Tuesday, September 2, 2008

An Aesthetic of Memory

The "garua," a mist that isn't a mist, the fog that is not a fog, forms a thick barrier that hovers around the house forming an even deeper isolation in which the hostages in Bel Canto find themselves. It is the manifestation of their seperation from the world, while new connections are being formed in the inner space demarkated by the "garua." Memory is the only link to the outside world for them, and it is provoked by music.

"He could only hear the notes, the clear resonance of her voice, like when he was a boy and would run down the hill past the convent, how he could hear just a moment of the nuns' singing, and how it was better that way, to fly past it rather than to stop and wait and listen. Running, the music flew into him, became the wind that pushed back his hair and the slap of his own feet on the pavement. hearing her sing now ... was like that. It was like hearing one bird answer another when you can only hear the reply and not the plintive, original call" (99-100).
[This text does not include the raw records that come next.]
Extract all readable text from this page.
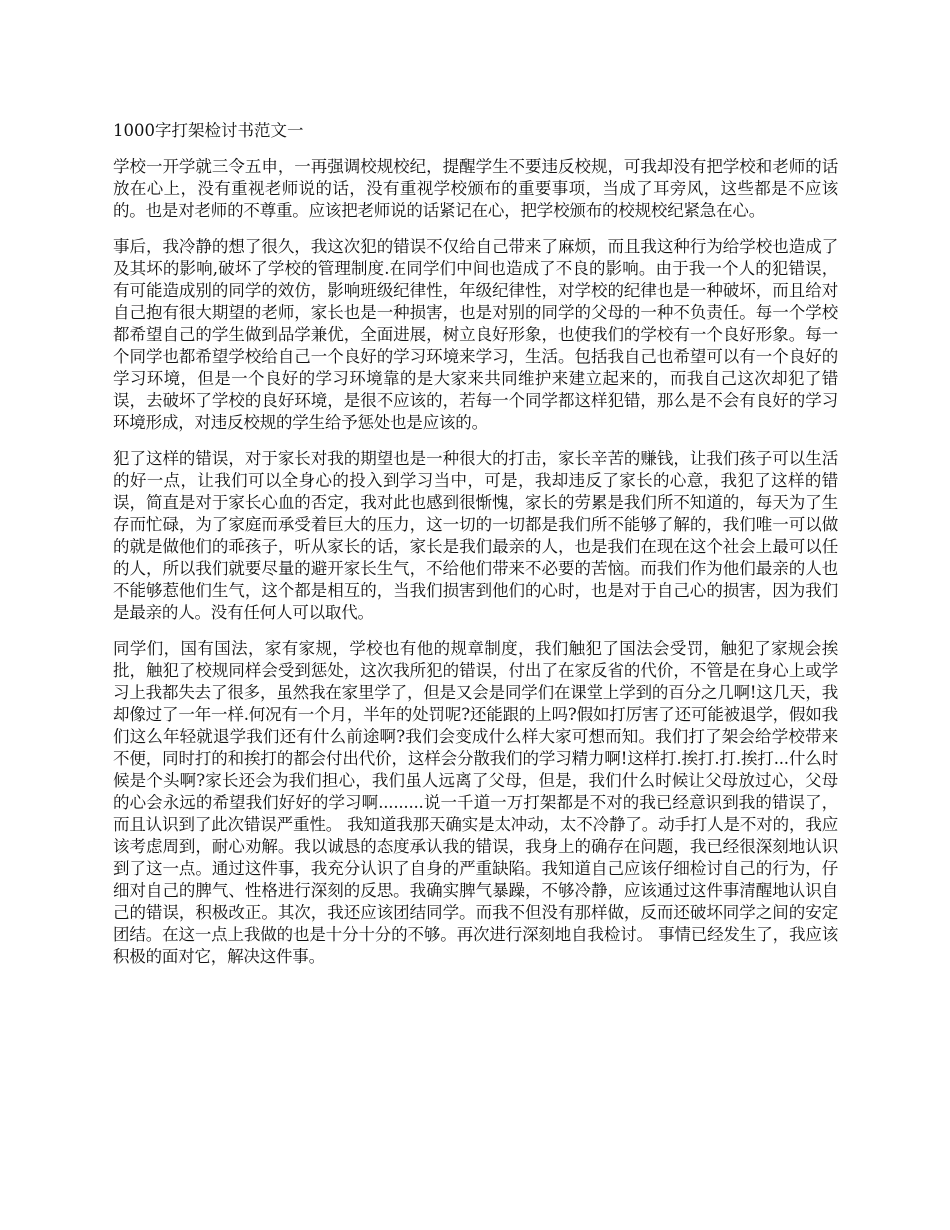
1000字打架检讨书范文一

学校一开学就三令五申，一再强调校规校纪，提醒学生不要违反校规，可我却没有把学校和老师的话放在心上，没有重视老师说的话，没有重视学校颁布的重要事项，当成了耳旁风，这些都是不应该的。也是对老师的不尊重。应该把老师说的话紧记在心，把学校颁布的校规校纪紧急在心。

事后，我冷静的想了很久，我这次犯的错误不仅给自己带来了麻烦，而且我这种行为给学校也造成了及其坏的影响,破坏了学校的管理制度.在同学们中间也造成了不良的影响。由于我一个人的犯错误，有可能造成别的同学的效仿，影响班级纪律性，年级纪律性，对学校的纪律也是一种破坏，而且给对自己抱有很大期望的老师，家长也是一种损害，也是对别的同学的父母的一种不负责任。每一个学校都希望自己的学生做到品学兼优，全面进展，树立良好形象，也使我们的学校有一个良好形象。每一个同学也都希望学校给自己一个良好的学习环境来学习，生活。包括我自己也希望可以有一个良好的学习环境，但是一个良好的学习环境靠的是大家来共同维护来建立起来的，而我自己这次却犯了错误，去破坏了学校的良好环境，是很不应该的，若每一个同学都这样犯错，那么是不会有良好的学习环境形成，对违反校规的学生给予惩处也是应该的。

犯了这样的错误，对于家长对我的期望也是一种很大的打击，家长辛苦的赚钱，让我们孩子可以生活的好一点，让我们可以全身心的投入到学习当中，可是，我却违反了家长的心意，我犯了这样的错误，简直是对于家长心血的否定，我对此也感到很惭愧，家长的劳累是我们所不知道的，每天为了生存而忙碌，为了家庭而承受着巨大的压力，这一切的一切都是我们所不能够了解的，我们唯一可以做的就是做他们的乖孩子，听从家长的话，家长是我们最亲的人，也是我们在现在这个社会上最可以任的人，所以我们就要尽量的避开家长生气，不给他们带来不必要的苦恼。而我们作为他们最亲的人也不能够惹他们生气，这个都是相互的，当我们损害到他们的心时，也是对于自己心的损害，因为我们是最亲的人。没有任何人可以取代。

同学们，国有国法，家有家规，学校也有他的规章制度，我们触犯了国法会受罚，触犯了家规会挨批，触犯了校规同样会受到惩处，这次我所犯的错误，付出了在家反省的代价，不管是在身心上或学习上我都失去了很多，虽然我在家里学了，但是又会是同学们在课堂上学到的百分之几啊!这几天，我却像过了一年一样.何况有一个月，半年的处罚呢?还能跟的上吗?假如打厉害了还可能被退学，假如我们这么年轻就退学我们还有什么前途啊?我们会变成什么样大家可想而知。我们打了架会给学校带来不便，同时打的和挨打的都会付出代价，这样会分散我们的学习精力啊!这样打.挨打.打.挨打...什么时候是个头啊?家长还会为我们担心，我们虽人远离了父母，但是，我们什么时候让父母放过心，父母的心会永远的希望我们好好的学习啊.........说一千道一万打架都是不对的我已经意识到我的错误了，而且认识到了此次错误严重性。 我知道我那天确实是太冲动，太不冷静了。动手打人是不对的，我应该考虑周到，耐心劝解。我以诚恳的态度承认我的错误，我身上的确存在问题，我已经很深刻地认识到了这一点。通过这件事，我充分认识了自身的严重缺陷。我知道自己应该仔细检讨自己的行为，仔细对自己的脾气、性格进行深刻的反思。我确实脾气暴躁，不够冷静，应该通过这件事清醒地认识自己的错误，积极改正。其次，我还应该团结同学。而我不但没有那样做，反而还破坏同学之间的安定团结。在这一点上我做的也是十分十分的不够。再次进行深刻地自我检讨。 事情已经发生了，我应该积极的面对它，解决这件事。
If an aesthetic is defined as a quality of artistic production that elicits an emotive reaction from the viewer, a sensory value of sorts that opens art to values of judgement and sentiment, does Bel Canto put forth an aesthetic of memory? If so, it seems to act in similar ways across the group of hostages and terrorists alike. What does it mean that it crosses borders and acts nomadically, connecting to the past while also helping to construct a unique community in the present? What are the productive possibilities?

Monday, September 1, 2008

Collisions of Community

Ann Patchett's Bel Canto forces readers to think about community and the diverse communal nature of our transnational society. This may seem difficult in a book about terrorists taking hostages at a birthday party. But is it just such trauma, the international cast, and the unique foundations on which the cast of characters is brought together that offer the most poignant questions. The uncertainty, the temporary nature of the situation, and the connections across various boundaries add to the mix.

What constitutes a community and binds it together in the contemporary world? What roles/subject positions are most vital to a transnational community? Are fleeting communities always formed out of trauma, temporary and necessary to escape a distinct threat?